Welcoming Big Brother into your home

Posted By on May 8, 2014 in News |

A few days before our daughter was born, we learned that our home security was woefully inadequate.

This was the late Nineties, in Baltimore. We’d owned our house for less than a year, and the hard-wired system we’d inherited from the previous owners seemed like a futuristic luxury. In fact, the idea that we might even need an alarm made us feel paranoid and unneighborly.

But the system qualified us for a discount on our homeowner’s insurance, and the forbidding ADT stickers in the windows, backlit by the glow of the numerical keypad by the front door, gave us a warm and fuzzy feeling, especially in the late months of Shana’s pregnancy, when our nesting instincts were operating at full tilt.

So we dutifully armed it every night and turned it off every morning.
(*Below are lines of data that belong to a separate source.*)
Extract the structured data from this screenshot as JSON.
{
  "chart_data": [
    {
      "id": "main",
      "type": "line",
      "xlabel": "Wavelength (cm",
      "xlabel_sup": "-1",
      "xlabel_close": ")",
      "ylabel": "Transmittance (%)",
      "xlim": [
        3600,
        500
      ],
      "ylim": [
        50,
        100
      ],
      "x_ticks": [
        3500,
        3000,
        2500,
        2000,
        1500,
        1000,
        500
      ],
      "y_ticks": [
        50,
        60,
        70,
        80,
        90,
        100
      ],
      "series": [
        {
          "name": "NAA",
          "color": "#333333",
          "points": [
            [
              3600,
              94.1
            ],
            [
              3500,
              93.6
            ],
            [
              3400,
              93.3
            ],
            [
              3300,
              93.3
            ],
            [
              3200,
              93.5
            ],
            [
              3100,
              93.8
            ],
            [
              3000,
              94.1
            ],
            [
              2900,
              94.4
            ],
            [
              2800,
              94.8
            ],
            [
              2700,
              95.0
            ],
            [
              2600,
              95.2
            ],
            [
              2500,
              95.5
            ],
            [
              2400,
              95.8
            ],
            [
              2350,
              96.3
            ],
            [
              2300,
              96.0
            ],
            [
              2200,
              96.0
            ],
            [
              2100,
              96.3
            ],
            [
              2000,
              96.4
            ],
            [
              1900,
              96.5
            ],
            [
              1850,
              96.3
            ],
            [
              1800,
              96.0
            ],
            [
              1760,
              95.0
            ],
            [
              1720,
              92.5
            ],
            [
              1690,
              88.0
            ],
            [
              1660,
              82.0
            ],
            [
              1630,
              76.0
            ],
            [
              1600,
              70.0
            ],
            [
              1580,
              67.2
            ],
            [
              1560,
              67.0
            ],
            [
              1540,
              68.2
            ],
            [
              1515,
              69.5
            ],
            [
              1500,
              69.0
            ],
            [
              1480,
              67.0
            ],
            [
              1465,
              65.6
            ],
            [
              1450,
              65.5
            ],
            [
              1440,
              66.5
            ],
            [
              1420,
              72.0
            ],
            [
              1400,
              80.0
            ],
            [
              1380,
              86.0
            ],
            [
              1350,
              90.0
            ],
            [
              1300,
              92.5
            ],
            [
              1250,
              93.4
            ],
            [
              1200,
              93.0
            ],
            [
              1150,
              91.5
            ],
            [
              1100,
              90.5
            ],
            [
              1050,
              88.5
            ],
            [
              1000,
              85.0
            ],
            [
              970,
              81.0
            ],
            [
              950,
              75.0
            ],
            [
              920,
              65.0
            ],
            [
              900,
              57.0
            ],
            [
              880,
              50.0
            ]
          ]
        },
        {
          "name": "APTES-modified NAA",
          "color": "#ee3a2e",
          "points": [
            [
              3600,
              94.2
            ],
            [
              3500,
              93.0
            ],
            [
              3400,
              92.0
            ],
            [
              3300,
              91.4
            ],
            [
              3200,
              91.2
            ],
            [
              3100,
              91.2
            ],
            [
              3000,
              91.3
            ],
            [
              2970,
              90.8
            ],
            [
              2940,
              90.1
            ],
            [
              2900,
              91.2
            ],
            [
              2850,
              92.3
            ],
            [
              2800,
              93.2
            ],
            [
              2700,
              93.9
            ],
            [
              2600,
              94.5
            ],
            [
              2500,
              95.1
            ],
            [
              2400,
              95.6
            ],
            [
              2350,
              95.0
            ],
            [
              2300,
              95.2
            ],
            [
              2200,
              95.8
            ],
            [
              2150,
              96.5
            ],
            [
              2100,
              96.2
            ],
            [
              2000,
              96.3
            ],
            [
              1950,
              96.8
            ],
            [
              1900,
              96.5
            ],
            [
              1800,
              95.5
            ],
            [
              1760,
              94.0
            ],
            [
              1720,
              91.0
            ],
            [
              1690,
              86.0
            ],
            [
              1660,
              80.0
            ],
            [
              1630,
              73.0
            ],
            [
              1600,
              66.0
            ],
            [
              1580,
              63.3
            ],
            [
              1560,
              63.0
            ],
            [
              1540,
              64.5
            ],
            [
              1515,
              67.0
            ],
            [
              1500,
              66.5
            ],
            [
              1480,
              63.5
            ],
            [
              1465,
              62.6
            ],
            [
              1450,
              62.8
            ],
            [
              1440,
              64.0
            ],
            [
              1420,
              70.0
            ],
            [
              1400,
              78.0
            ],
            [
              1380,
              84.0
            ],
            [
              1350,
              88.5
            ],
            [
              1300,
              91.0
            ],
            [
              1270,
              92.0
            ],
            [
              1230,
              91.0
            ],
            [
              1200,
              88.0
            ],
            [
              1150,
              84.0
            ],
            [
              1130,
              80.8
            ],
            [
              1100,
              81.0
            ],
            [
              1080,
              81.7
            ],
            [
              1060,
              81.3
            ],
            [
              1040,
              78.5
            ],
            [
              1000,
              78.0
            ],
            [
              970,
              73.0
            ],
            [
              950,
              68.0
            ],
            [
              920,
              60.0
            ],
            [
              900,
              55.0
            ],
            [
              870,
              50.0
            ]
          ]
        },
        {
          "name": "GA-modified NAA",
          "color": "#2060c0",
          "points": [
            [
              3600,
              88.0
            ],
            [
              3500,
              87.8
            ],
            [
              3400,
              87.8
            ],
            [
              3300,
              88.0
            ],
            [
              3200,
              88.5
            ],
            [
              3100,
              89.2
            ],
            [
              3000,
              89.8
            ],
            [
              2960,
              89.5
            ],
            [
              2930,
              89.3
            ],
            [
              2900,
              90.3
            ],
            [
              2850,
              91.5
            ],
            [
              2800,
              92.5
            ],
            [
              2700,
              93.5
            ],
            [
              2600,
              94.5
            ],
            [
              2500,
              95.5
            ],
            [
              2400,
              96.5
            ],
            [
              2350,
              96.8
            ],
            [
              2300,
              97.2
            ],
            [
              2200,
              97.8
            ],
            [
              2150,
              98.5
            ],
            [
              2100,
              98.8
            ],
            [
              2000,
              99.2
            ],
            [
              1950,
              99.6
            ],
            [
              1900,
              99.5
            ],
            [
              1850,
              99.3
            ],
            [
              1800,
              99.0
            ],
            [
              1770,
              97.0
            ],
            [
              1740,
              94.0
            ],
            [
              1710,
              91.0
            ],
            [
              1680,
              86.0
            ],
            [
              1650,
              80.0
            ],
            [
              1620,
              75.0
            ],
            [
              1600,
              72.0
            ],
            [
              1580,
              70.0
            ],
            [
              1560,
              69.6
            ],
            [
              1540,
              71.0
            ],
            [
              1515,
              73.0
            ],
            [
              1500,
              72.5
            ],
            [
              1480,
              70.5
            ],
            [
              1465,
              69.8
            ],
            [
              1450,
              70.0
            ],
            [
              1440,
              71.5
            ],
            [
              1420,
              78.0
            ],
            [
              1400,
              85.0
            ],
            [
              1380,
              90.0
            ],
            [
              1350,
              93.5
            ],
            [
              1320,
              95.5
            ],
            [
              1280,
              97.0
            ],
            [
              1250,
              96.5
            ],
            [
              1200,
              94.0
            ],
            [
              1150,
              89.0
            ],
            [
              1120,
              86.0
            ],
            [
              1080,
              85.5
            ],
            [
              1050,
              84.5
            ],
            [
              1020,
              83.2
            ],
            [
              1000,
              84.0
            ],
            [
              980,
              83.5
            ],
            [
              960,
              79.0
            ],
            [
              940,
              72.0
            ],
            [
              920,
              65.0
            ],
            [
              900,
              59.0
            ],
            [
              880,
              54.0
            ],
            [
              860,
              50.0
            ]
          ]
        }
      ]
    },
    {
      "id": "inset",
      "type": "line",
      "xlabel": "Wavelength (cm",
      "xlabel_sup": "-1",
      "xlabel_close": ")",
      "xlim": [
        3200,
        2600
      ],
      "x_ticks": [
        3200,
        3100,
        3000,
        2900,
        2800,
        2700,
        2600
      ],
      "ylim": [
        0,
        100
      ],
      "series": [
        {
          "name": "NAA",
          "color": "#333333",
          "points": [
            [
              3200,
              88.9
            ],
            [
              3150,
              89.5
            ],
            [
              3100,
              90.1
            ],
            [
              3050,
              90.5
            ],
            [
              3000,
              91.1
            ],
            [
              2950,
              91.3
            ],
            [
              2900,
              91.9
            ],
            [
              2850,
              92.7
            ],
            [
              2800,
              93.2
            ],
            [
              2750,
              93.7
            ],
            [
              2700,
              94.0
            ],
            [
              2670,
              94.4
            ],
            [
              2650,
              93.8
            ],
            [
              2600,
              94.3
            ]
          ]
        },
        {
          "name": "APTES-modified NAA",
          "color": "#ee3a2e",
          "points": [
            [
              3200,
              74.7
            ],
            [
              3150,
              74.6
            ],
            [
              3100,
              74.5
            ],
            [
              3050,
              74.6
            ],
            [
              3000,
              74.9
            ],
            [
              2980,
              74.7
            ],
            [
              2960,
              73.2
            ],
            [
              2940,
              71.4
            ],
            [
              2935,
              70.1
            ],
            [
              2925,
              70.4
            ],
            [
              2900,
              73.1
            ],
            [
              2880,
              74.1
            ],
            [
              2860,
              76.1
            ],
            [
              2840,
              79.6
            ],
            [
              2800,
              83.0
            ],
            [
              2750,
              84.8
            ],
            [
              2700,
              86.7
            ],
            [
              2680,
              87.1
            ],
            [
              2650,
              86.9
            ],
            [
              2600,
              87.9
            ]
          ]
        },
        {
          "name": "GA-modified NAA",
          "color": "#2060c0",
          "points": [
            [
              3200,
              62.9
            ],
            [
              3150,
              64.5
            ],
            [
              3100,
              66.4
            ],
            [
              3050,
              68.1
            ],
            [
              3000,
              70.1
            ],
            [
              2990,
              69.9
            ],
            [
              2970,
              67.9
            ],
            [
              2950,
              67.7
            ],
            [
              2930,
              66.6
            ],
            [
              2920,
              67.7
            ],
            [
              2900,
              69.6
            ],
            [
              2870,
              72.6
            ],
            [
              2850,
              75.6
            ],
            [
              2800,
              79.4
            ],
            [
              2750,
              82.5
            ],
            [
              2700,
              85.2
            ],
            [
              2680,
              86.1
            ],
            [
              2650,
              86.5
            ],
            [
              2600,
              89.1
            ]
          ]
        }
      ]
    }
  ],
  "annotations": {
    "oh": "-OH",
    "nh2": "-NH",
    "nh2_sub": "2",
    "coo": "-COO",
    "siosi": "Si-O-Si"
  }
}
We discovered just how powerful the Klaxon was one night when I forgot to lock the back door. A storm blew the door open, and I was halfway down the stairs — completely naked — by the time I woke up enough to realize what had happened.

The roar of the Klaxon pierced me and went right for the heart. After I’d silenced the thing, and mumbled our password into the phone for the benefit of ADT’s distant monitors, I sat on the stairs, caught my breath, and waited for the dizziness to pass. I asked myself: is this really better than sleeping through a break-in?

The false alarm scared me half to death, but was also oddly reassuring. We laughed about it the next day. The system worked! Against our will, a door had been opened. The response was everything ADT had promised.

In those early days, our system was limited to the doors and windows of the first floor. I suppose the previous owners had thought that the second floor windows were simply out of reach, but as we discovered on that balmy evening in May of 1998, the big downspout by the back door was sturdy enough for climbing, and the porch roof made an excellent platform for squeezing through the open window of my office.

We’d gone out for a drive, or perhaps to run an errand — anything to take our minds off the momentous event that was about to turn our lives upside down. When we got home, I noticed that a few things were out of place. “Hey, where’s our VCR?” I wondered. “And what happened to the pillowcase on my side of the bed?”

We called the police as soon as we realized there’d been a break-in. I foolishly insisted on a visit from the mobile crime lab. We knew how the thief had come in; surely he’d left fingerprints on the windowsill! The police van didn’t show up until 2AM. The technicians were bleary-eyed; they’d just processed three crime scenes. Murders. But they were very obliging. While one of them slathered the sill with fingerprint powder, another cheerfully informed me that the odds of apprehending the perp were basically zero.

The next day, I called ADT and added the second floor windows to the system.

It’s now May of 2014. In about a week, our baby daughter will turn sixteen. In all this time, we’ve never had another break-in, a fact which I attribute less to our security system than to a general improvement in the neighborhood. We recently replaced some windows, so I decided to shop around and see what has changed in the home security game.

It’s a brave new world! The old systems were based on land lines; the new ones use cellular radios. You used to have to hard-wire the door and window contacts; now they’re wireless. Gone are the days of waiting around for a technician; these days, alarm systems are DIY.

And the system isn’t limited to the keypad in your foyer: you can control it with an app on your mobile phone or iPad. I can be on the other side of the world and know if the side window in the family room is open or closed. If the new smoke detector or the carbon monoxide monitor goes off, I’ll instantly get an email about it. If there’s water in the basement, I’ll know about it at the speed of the Internet.

The modern wonders don’t end there. If we wanted to, we could add videocameras to our system, or special sensors designed to detect the sound of shattering glass. We could add “smart locks” to our front and back doors that respond to the press of a touchscreen a thousand miles away.

For every imagined incursion into our home, there’s a counter-measure. One company brags about its patented Smash-and-Grab technology, designed to confound the burglar who tries to destroy the control panel. Another company hints that all it would take to defeat a rival’s system is an inexpensive cell phone jammer.

None of the salesmen talk about the larger implications of wiring a home with Web-accessible surveillance cameras and Internet-enabled locks. What if there’s a rotten apple working at the monitoring center? What if a hacker decides to make your house his weekend project? Worst of all, what if Big Brother suddenly decides to focus his all-seeing eye on your little life?

These are real considerations, but people are good at ignoring what they don’t want to think about. I’m no exception. Our new system has plenty of bells and whistles. Apparently, I’d rather scare myself witless with false alarms — and risk a totalitarian dystopia — than have another stranger’s hands touch my pillows.